WILL TAXING THE RICH BE ENOUGH?

SIR Harry Burns advocates taxing the rich to give money directly to the poor in order to improve the health and wellbeing of the latter (Top Sturgeon economic adviser calls for citizens income in Scotland, News, January 7). He quotes reasonable indirect evidence for the effectiveness of such a policy in limited studies.

However, since Scotland has a very high proportion of state employees who will be on wages fixed by the sitting government no matter how “progressive” that government and its allies might be, and in addition has, as elsewhere, an ageing population which will generally also be on fixed pension income, this argument might fail due eventually to lack of sufficient tax revenue from these dominant groups of taxpayers.

By all means let us set up adequately powered social studies to see if Sir Harry is correct in his conclusions but meantime let us also look more closely at all the possible reasons for disparities in our small society.

Alan Rodger

Glasgow

DEBATE NEEDED ON ABORTION PLAN

It is a brave person who would publicly support SPUC’s willingness to mount a legal challenge to the Scottish Government’s ghastly plans to allow home abortions (Abortion at home pill is abhorrent, Letters, December 24).
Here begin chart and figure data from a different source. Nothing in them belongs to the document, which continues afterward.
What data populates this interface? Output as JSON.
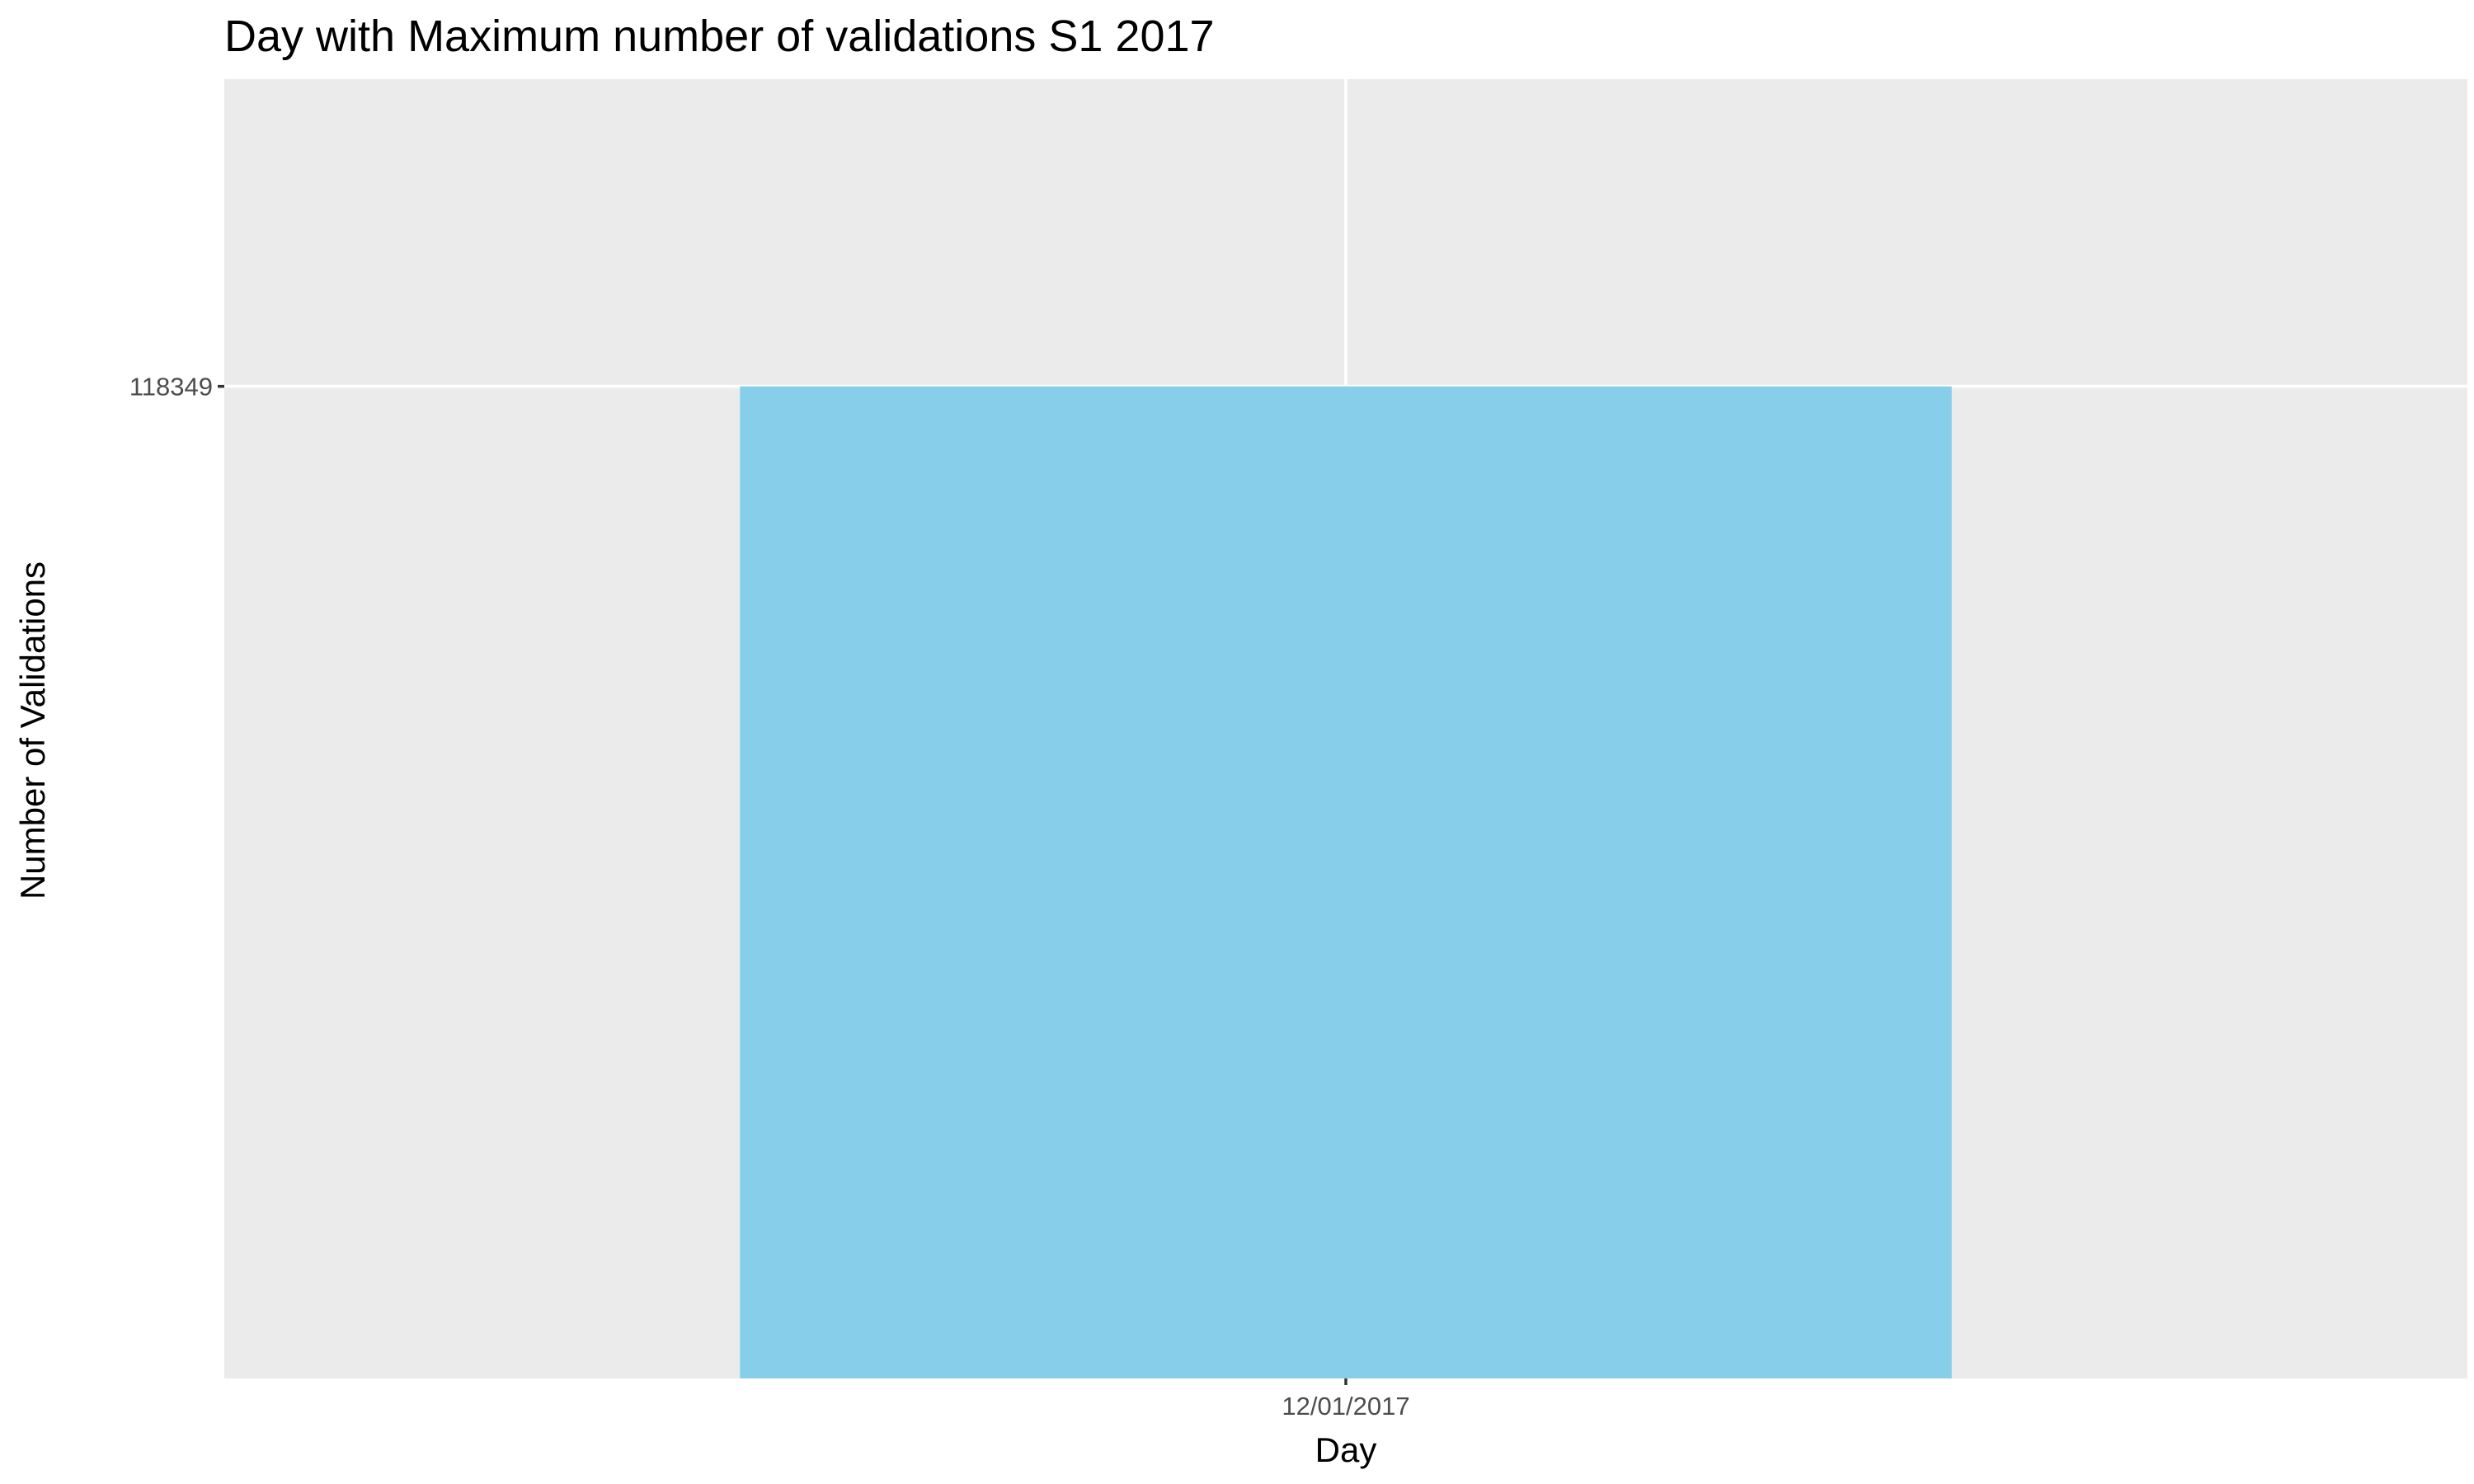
{
  "chart_data": {
    "type": "bar",
    "title": "Day with Maximum number of validations S1 2017",
    "xlabel": "Day",
    "ylabel": "Number of Validations",
    "categories": [
      "12/01/2017"
    ],
    "values": [
      118349
    ],
    "ylim": [
      0,
      155000
    ],
    "y_ticks": [
      118349
    ],
    "y_tick_labels": [
      "118349"
    ],
    "grid": true,
    "legend": "none",
    "colors": {
      "bar": "#87CEEB",
      "panel_background": "#EBEBEB",
      "grid": "#FFFFFF",
      "tick": "#333333",
      "tick_text": "#4D4D4D",
      "text": "#000000"
    }
  }
}
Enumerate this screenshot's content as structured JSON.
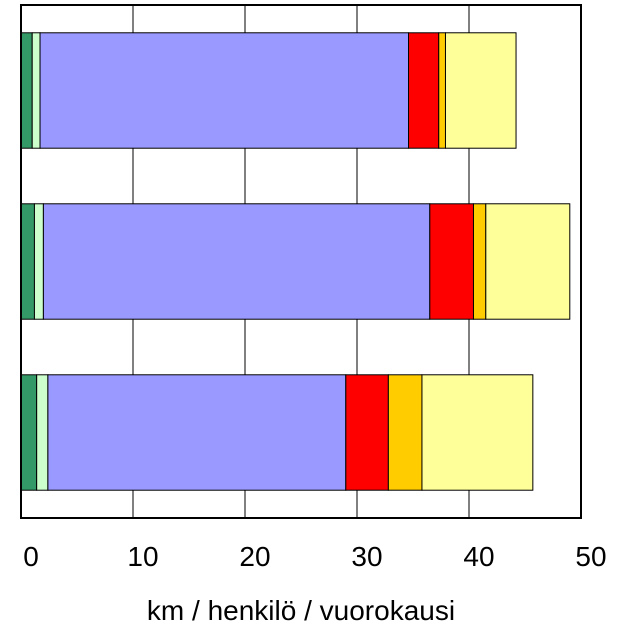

I am not a Catholic, fundamentalist or evangelical Christian. However, I fear we are going too far. Isn’t it strange that when illegitimacy no longer means humiliation, there is access to contraceptives and the morning after pill, and schoolchildren know more about birth control than any previous generation, abortion has become just another acceptable method of birth control?

As a society, we shirk from the question: when is the foetus human? The present time limit of 24 weeks for an abortion has become grotesque due to medical advances. One-third of babies born at 23 weeks will survive in state-of-the-art neonatal intensive care units. Babies born at 21 and 22 weeks have lived.

The Abortion Act 1967 was brought in for very good reasons, but how many women have an abortion today because the pregnancy posed a risk to her health greater than if the child was born alive? We need a debate.

When the Scottish Government pushed for abortion to be devolved, I envisaged a reduction in the time limit in relation to medical advance. Is the taking of RU486 Misoprostol at home without a medical practitioner consistent with Section 1 of the Abortion Act 1967? Has the Scottish Government exceeded its powers? A judicial review seems necessary.